Tabi, veriştirmiş Özkök'e.

Öyle ki;

Eski patronu diyebileceğimiz Özkök'e "ne rüzgar güllüğünü bırakmış ne yalakalığını".

Demiş de demiş.

Bilirsiniz,

Çölaşan'ı ve onun bab-i ali'deki unvanını dile getiren, duayenlerin kendisine hitabını.

Tabi bir de; fikr-i analizlerinin kime hizmet ettiği.

Çölaşan, ben öyle demedim, şöyle dedim:

"Paşam, alınan bu 28 Şubat kararlarına direniş olursa, gerektiğinde silah kullanır mısınız?"

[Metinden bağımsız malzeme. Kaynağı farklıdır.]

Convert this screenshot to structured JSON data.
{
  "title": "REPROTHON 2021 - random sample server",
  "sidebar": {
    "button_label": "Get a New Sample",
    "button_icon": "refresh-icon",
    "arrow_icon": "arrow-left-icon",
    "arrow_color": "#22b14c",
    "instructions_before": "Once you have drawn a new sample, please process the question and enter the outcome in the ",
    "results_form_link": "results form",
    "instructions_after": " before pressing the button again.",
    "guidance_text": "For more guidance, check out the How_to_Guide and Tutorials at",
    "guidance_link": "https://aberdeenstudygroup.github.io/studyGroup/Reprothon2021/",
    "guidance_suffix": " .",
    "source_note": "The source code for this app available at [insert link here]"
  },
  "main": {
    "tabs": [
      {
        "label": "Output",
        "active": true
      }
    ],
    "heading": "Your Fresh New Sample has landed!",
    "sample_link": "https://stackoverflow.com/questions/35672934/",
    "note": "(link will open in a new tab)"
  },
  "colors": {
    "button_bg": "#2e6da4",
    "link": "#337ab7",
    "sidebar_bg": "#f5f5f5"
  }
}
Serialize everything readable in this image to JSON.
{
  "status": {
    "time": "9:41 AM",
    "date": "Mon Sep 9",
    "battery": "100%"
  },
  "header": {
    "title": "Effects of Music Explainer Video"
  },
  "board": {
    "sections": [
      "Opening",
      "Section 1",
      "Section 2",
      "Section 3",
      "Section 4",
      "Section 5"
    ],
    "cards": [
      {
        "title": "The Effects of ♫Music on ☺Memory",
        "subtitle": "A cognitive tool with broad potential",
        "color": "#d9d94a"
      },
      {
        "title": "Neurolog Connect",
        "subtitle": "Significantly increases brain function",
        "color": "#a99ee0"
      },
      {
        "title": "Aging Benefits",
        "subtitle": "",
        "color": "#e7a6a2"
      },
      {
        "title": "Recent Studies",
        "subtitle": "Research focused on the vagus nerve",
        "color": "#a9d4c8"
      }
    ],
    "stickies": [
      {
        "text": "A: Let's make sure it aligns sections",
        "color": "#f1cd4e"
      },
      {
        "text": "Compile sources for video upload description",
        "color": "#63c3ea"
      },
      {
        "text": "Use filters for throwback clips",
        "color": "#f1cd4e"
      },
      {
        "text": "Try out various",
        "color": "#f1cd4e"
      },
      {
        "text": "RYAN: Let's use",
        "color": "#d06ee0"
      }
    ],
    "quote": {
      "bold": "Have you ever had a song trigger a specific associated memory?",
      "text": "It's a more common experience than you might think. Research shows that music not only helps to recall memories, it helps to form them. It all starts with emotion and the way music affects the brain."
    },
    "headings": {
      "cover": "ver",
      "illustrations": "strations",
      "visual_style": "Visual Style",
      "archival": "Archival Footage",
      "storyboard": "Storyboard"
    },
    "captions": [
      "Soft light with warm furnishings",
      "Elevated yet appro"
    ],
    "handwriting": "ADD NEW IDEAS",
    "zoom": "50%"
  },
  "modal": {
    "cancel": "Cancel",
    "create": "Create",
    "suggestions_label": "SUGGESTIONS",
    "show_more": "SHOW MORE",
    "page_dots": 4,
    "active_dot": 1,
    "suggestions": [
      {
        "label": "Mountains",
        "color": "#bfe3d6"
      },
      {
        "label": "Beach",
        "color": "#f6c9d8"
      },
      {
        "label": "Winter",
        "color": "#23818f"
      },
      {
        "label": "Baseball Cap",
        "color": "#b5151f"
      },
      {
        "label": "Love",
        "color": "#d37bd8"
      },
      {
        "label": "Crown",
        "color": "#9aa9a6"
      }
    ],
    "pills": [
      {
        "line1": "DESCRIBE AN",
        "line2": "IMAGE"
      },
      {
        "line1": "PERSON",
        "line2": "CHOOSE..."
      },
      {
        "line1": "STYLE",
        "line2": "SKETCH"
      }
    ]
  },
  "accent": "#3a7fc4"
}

O da "Gerekirse kullanırız" dedi.

Derler ya; özrü kabahatinden büyük!

Sanki askerler darbe için silah kullanmayı, "hedef talimi" olarak, yapacakmış.

Yazık.

 

***

Velhasıl,

Yargıdaki yüzlerce darbe klasörü arasında, 28 Şubat aktörleri ve işbirlikçileri, dahil edilmeli.

Batı Çalışma Grubu.

Doğu.

Ve Güneydoğu Çalışma Gurubu.

Tabi.

Salt askerler değil.

Takiyeci siyasetçiler. Politize olmuş, milletvekilleri.

En önemlisi; Yargıdaki "uzantı ve o dönemin" biat edenleri.

Üniversiteler, rektörler.

***

Pek tabi ki;

Özkök, Çölaşan ve onun gibi daha nice "emredersin komutanım" diyen, pastal yalayıcısı, kalem isimler.

Üstadın;

İfadesiyle hepsi ama hepsi "behemehal", yargılanmalı, hesap vermeli.

Çünkü

Onların manşetleriyle.

Onların, ortaya attığı iddialarla,

Binlerce,

Onbinlerce insan, sürecin mağduru olarak, "acı faturalar" ödedi.

Kimi;

Maddi, kimi manevi, kimi de hayatıyla, ödedi bu faturaları.